The skill loads ClickHouse connection settings from the mise [env] section or .env fallbacks and validates them with a Pydantic ClickHouseConnection model. It constructs mode-aware configuration fields (JDBC URL, driver, SSL/port) and emits DBeaver-compatible JSON entries, optionally pre-populating credentials for cloud mode.
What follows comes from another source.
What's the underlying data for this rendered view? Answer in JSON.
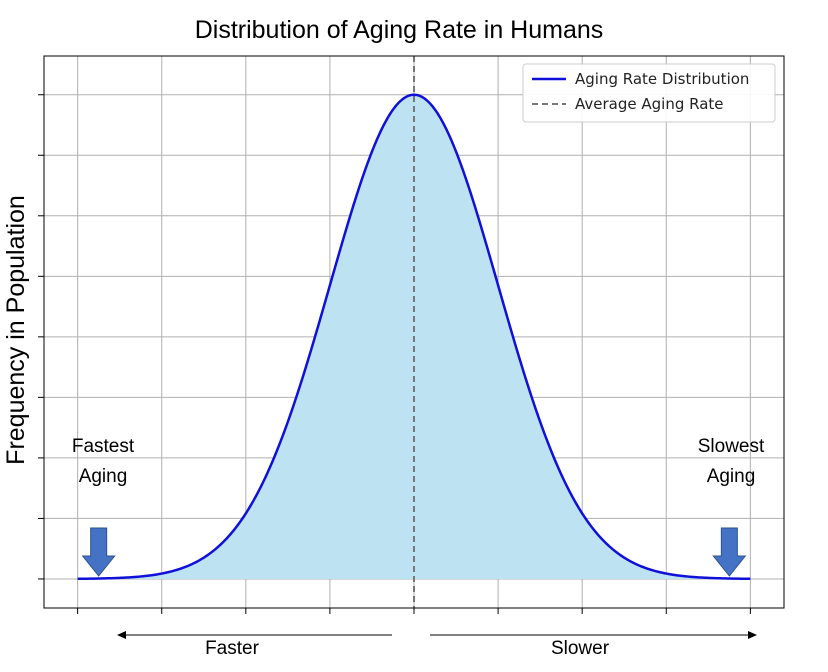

It can run in dry-run preview, local generation, or cloud generation flows and integrates with credential retrieval steps when needed.

When to use it

  • When setting up DBeaver connections for ClickHouse databases
  • When you want database client configs generated from environment variables
  • When managing local versus cloud ClickHouse connection profiles
  • When integrating ClickHouse config generation into mise-based workflows
  • When automating creation or updates of DBeaver data-sources.json

Best practices

  • Treat mise [env] as the repository Single Source of Truth and map any non-standard env names to that SSoT
  • Preserve and merge with existing .dbeaver entries instead of overwriting to avoid losing other connections
  • Use dry-run to preview generated JSON and validate with a JSON linter before writing
  • Keep generated data-sources.json gitignored; pre-populate cloud credentials from a gitignored .env for convenience
  • Verify connectivity and DBeaver import after generation and restart DBeaver if caching prevents updates

Example use cases

  • Generate a local DBeaver profile for a developer machine using default user and HTTP port
  • Create a cloud-readonly DBeaver connection by pulling credentials from .env after retrieving them via a credential management skill
  • Automate CI or developer onboarding by adding a mise task that emits data-sources.json during setup
  • Produce multiple connection entries when a repo uses both local and cloud ClickHouse instances
  • Run dry-run in CI to validate configuration structure without committing secrets

FAQ

Will this overwrite existing DBeaver connections?

No — the recommended workflow is to detect and merge with existing .dbeaver entries. If merging is not possible, the tool warns and can write a separate file to avoid data loss.

How are credentials handled for cloud mode?

Cloud mode reads credentials from environment (.env) and pre-populates the generated data-sources.json. The JSON should remain gitignored; credentials are not committed.